What would prompt you to turn down a job offer? Not-so-great pay, a work environment you’re not comfortable with, or a difficult boss?
One candidate had very different, interesting reasons for saying no to an opportunity that came knocking at his door.
Steve Crider, a senior recruiter at McKinsey, wrote about the experience of cold-calling a candidate about a new job opportunity.
“It was a big step up from his current role, and he had all the right skills and qualifications,” writes Crider in a post on LinkedIn. But the candidate in question firmly refused the offer.
Baffled, Crider asked the candidate why he didn’t want to take up the offer. “I pressed him on it until he said something that really confused me. He told me that he ‘already made it to the top.’”

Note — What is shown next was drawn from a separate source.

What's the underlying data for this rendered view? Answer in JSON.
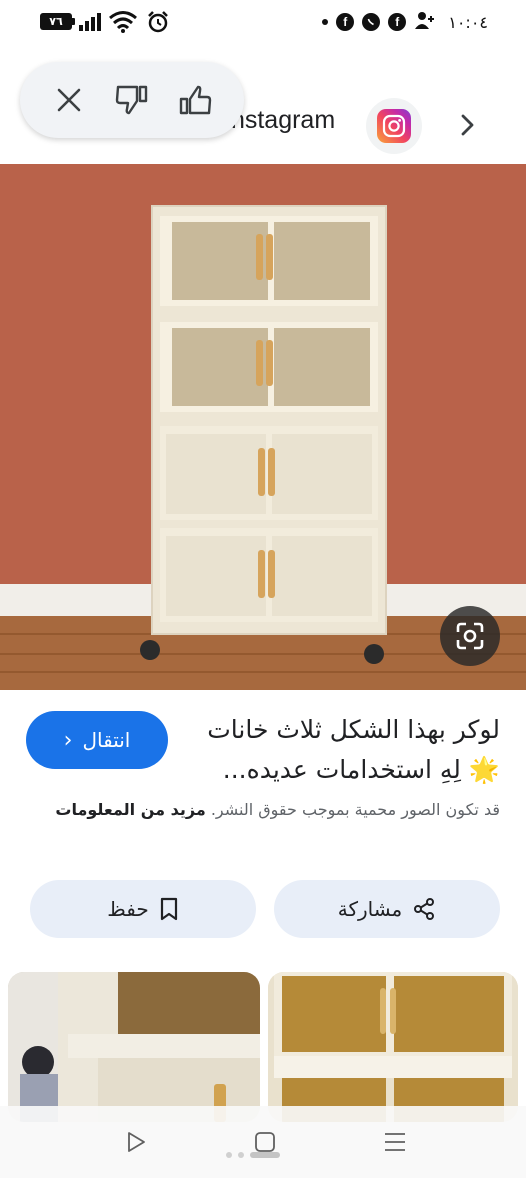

Crider couldn’t believe it. He looked at the candidate’s resume again. “He wasn’t anywhere near the top. He would have needed a telescope to see the top. He wasn’t even a manager yet,” writes Crider on the networking site.
When the candidate explained his idea of being on the top, Crider was taken by surprise.
He had refused the job because he felt that taking the next step in his career meant more time, travel, and sacrifice. “Not worth it,” said Crider’s prospective employee.
Crider’s post, a screenshot of which was shared on Facebook, has almost 4.6K reactions and has been shared over 13,000 times.
It has garnered a host of conflicting reactions on social media platforms.
While some marvelled at how early the candidate reached the ‘self-actualization stage in Maslow’s hierarchy’, others didn’t agree that getting promotions and working in higher positions meant having to spend less time with family.